Joe Sheehan's got a lot of strong opinions, and occasionally I disagree with him strongly. But agree or disagree, Joe's always worth reading. From Tuesday's newsletter (sorry, subscriber-only), written in the wake of a) Ned Yost making a bizarre decision in the ninth inning of a game the Royals needed to win, and b) the Eagles winning with a highly innovative offense ...
Where are the MLB Chip Kellys? Forget whether you agree or not that the Blur can work in the NFL and just focus on the fact that he's thinking about how to win with a level of creativity that just doesn't exist in our game. He's borrowing from influences as varied as Paul Westhead and Pop Warner. He's an outlier in his game at the moment, but not by as much as you might think. The NFL has become a league of innovators, with coaches and coordinators aggressively attacking the problem of how to move the 22 pieces around in ways that give their side an advantage. The NBA is actually even more interesting right now, with many teams leveraging statistical research to find the most valuable shots -- ones at the rim and from the deep corners -- and how to move the ball and players around to get them. Erik Spoelstra all but invented a new offense to take advantage of LeBron James' skills.
MLB has nothing like that. The only current area of innovation in MLB is in defensive spacing, with some teams implementing aggressive shifting to put defenders where the ball is most likely to be hit. It is both an effective tactic and one over which there is considerable disagreement from manager to manager as to its effectiveness -- shifting is driven as much by data-heavy front offices making the case for it as anything managers are doing independently. Shifting, though, is pretty much the only part of the game where there is that kind of range. There's no lineup innovation. There's no roster innovation. No one is packing the roster with one type of player or another. No one is introducing new tactics. No one is doing what Kelly or Spoelstra or Art Briles or Mike Brey has done, which is to apply their mind to the question of how to win and come up with a new answer.
I think Joe's about half-right here.
Here's where he's wrong: Baseball isn't football or basketball. Football is an immensely complex affair, with 22 men running around on every play, all of them distinct and specific chores. The more complex, the more room for innovation. Basketball's not as complex as football, but still you've got 10 guys running around creating an infinite number of combinations. And one of those guys -- say, LeBron James -- can play so much better than everyone else on the court that a coach must come up with ways to feature that guy. Or the coach can just get the ball in the player's hands and let him freelance. That happens too, and is the opposite of innovative.
Baseball's not a bunch of guys running around. Generally, it's a bunch of guys standing around, punctuated by brief spells of a few guys running around highly circumscribed places. Runners on first and second, batter hits a fly ball to medium-depth left field ... What is the manager supposed to do? That's just one case, but there are a lot of cases just like it. Essentially, in football and basketball the coach might influence nearly every minute of play, but in baseball the manager can do relatively nothing.
Here's where Joe is right: Baseball managers, more than the coaches in any other sport, are slaves to convention.
And maybe they've got a good excuse.
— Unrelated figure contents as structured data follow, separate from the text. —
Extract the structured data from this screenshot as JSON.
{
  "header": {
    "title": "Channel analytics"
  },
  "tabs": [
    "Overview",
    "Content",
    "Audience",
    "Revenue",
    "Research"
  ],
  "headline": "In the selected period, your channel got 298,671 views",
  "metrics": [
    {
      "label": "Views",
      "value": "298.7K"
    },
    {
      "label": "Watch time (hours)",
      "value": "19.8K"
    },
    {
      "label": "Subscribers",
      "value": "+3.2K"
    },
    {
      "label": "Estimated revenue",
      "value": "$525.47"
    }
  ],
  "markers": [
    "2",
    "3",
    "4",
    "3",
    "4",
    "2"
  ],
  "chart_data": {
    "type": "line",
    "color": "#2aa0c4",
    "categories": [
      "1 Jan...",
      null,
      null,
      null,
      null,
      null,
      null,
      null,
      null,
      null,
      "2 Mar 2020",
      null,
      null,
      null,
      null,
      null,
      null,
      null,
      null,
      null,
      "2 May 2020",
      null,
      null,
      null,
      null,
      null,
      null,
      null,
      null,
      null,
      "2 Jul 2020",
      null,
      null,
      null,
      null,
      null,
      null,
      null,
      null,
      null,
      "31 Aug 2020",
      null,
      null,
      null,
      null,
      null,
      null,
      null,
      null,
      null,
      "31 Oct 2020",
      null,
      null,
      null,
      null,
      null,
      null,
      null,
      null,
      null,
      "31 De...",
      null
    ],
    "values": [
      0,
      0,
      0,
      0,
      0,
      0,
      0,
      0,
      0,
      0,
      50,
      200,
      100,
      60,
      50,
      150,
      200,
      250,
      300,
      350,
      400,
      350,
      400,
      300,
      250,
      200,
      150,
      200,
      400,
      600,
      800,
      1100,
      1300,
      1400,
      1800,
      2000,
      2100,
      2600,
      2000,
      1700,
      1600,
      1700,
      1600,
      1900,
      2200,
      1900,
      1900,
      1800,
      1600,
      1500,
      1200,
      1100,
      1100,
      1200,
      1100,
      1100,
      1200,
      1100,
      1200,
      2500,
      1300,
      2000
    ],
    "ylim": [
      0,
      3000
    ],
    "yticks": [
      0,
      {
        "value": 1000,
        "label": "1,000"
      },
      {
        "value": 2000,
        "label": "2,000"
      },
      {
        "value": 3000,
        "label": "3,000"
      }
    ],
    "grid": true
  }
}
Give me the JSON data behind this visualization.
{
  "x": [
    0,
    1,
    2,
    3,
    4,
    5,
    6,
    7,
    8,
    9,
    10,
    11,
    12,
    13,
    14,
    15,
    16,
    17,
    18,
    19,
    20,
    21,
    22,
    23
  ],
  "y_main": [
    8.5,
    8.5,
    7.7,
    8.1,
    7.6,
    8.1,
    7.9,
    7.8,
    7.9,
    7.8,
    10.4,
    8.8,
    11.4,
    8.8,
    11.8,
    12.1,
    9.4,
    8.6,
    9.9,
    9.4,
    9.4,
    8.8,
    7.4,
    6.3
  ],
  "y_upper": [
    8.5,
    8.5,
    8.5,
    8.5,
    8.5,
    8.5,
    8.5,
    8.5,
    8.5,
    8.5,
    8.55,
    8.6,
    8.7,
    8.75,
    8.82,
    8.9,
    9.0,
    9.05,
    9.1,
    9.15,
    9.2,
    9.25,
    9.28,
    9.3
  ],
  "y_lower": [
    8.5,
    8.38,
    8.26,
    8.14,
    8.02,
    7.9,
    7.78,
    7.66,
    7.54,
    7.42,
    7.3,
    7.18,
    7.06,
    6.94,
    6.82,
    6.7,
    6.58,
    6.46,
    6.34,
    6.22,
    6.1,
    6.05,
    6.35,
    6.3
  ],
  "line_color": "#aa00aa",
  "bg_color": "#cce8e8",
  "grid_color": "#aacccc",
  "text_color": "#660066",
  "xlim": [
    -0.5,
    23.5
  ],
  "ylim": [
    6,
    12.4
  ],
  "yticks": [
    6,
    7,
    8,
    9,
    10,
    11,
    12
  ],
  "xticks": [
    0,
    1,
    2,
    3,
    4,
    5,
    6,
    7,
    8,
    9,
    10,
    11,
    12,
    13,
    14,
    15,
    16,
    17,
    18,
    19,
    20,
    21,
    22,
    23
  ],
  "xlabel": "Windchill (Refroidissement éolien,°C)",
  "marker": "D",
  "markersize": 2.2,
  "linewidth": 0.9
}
Because baseball has been around the longest, there's been more time for Convention Wisdom to accrue, and Conventional Wisdom is usually pretty smart. The game does seem to find a natural balance. Stealing bases and bunting don't make as much sense as they once did, and so there isn't as much stealing and bunting as there once was. Getting the platoon advantage with your relief pitchers works well, and so managers get the platoon advantage more often than they used to. Nobody's innovating, really, but managers do respond to the sport's changing conditions, even if just subconsciously.
They could respond more quickly, though, and they could innovate. The extreme defensive shifts are a great example, and I don't think Joe's giving managers enough credit for that. Again, though, Joe's basically correct. And I think the "problem" is simple: Baseball managers are actually middle managers. When a football coach is hired, he assumes the weight of his new team's performance. For now, Chip Kelly is the Philadelphia Eagles. If the Eagles win, he'll receive most of the credit. If they lose, he'll be fired and might never work in the NFL again. Bill Parcells used to get hired to turn franchises around. And with that responsibility came freedom. To hire players, to fire players, and to try some unorthodox things. If you win, you earn the right to try more unorthodox things. Just look at Bill Belichik.
Baseball's not like that. In baseball, the front office gets a great deal of the credit when the team wins and the blame when it loses. In football, the front office says to the coach, "We'll give you the players. Now go win." In baseball, the front office says to the manager, "We'll give you the players. Don't lose."
I exaggerate, of course. But baseball managers are hired to change attitudes, not systems. Because there's not much left in the systems that can be changed. Sure, maybe Ned Yost bunts more than he should. But the Royals have bunted just 33 times this season. In 1970, Earl Weaver's Baltimore Orioles were credited with 64 sacrifice bunts.
Ned Yost's problem isn't that he isn't innovative. Ned Yost's problem is that he doesn't understand the principles that some managers understood 20 or 30 years ago. Today the best managers aren't really ahead of the curve. They've just managed to keep up with it.